When he visited Kauai, he always got together with his training friends from the New Breed Jiu-Jitsu in Kapaa.
Several of his friends declined to be interviewed by The Garden Island.
Luis Soltren, a boxer, trained with Kaneshiro, and taught him boxing techniques in Kapaa.
He said Kaneshiro was witty, a calm influence around his friends and fellow fighters, and that every visit he made to Kauai was a big occasion.
Soltren, too, can’t believe what he’s read about a man he liked and admired for a decade. “When Eben came it was a special time,” Soltren said. “It was a time we all got together and went out. It was like continuous laughter. He was always saying something funny.”
Eating junk food outside of 7-11 (“He was always hungry,” Soltren said), training inside the gym or cruising around the island, he said Kaneshiro was the first one to defuse a volatile situation. He remembers one time Kaneshiro intervened when he saw a man accosting a young woman.
“Why are you treating this young girl like that?” Kaneshiro asked the guy. “And then the guy backed off,” Soltren said. “I remember those times. I find it hard to believe the accusations, you know?
“I can only tell you good things about him because that’s all I know,” he added. “I just find it hard to believe they’re speaking about the same man I know.”
It was around seven years ago that Eben Kaneshiro moved from Los Angeles to Portland to run the gym.
Valerie Kaneshiro said she remembers a change in her son’s personality around that time. He became quieter, more distant to family members and seemed sad, in a way. It was something that never got better over the years, either.
“I could tell he wasn’t happy. He had definitely taken a turn,” she said. “He didn’t look happy and there was nothing I could do to help him because he didn’t reach out, he didn’t share, he wouldn’t share with us.”
The father of Eben Kaneshiro’s alleged victim, who went by the pseudonym Mike during an interview on the Lars Larson radio show in Oregon, said that Eben Kaneshiro was related to the husband of Mike’s ex-wife, with whom he had child custody disputes.

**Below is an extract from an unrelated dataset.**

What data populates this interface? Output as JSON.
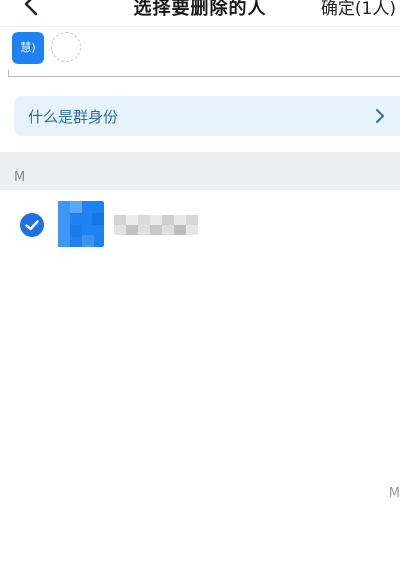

He said that Eben Kaneshiro came home after a night of partying and sexually assaulted his son while the everyone else in the house slept.
News reports out of Oregon detailed the anxiety felt by parents of children who attended Kaneshiro’s gym.
It’s all too difficult to grasp, Valerie Kaneshiro said.
Friends and family have reached out to the Kaneshiro family during the last week, offering prayers, condolences, love and support and sharing stories of what her son meant to them.
“He was a dear friend and an inspiration on Kauai and on the Mainland,” Valerie Kaneshiro said. “That’s what I’m hearing.”
She said her arm has gone numb from the tension she’s under as she continues to work on the Koloa farm. That’s her way of staying busy, a way of coping with a situation she can’t quite fathom involving a son she remembers as a smiling, jovial boy, who left Kauai days after 9/11 when so many people were scared to go the airport, let alone fly off to start a new life.
“I have been strong. I’m both physically and mentally a strong person,” she said. “But I don’t know, I guess, the last two days have been too much even for the strongest person.”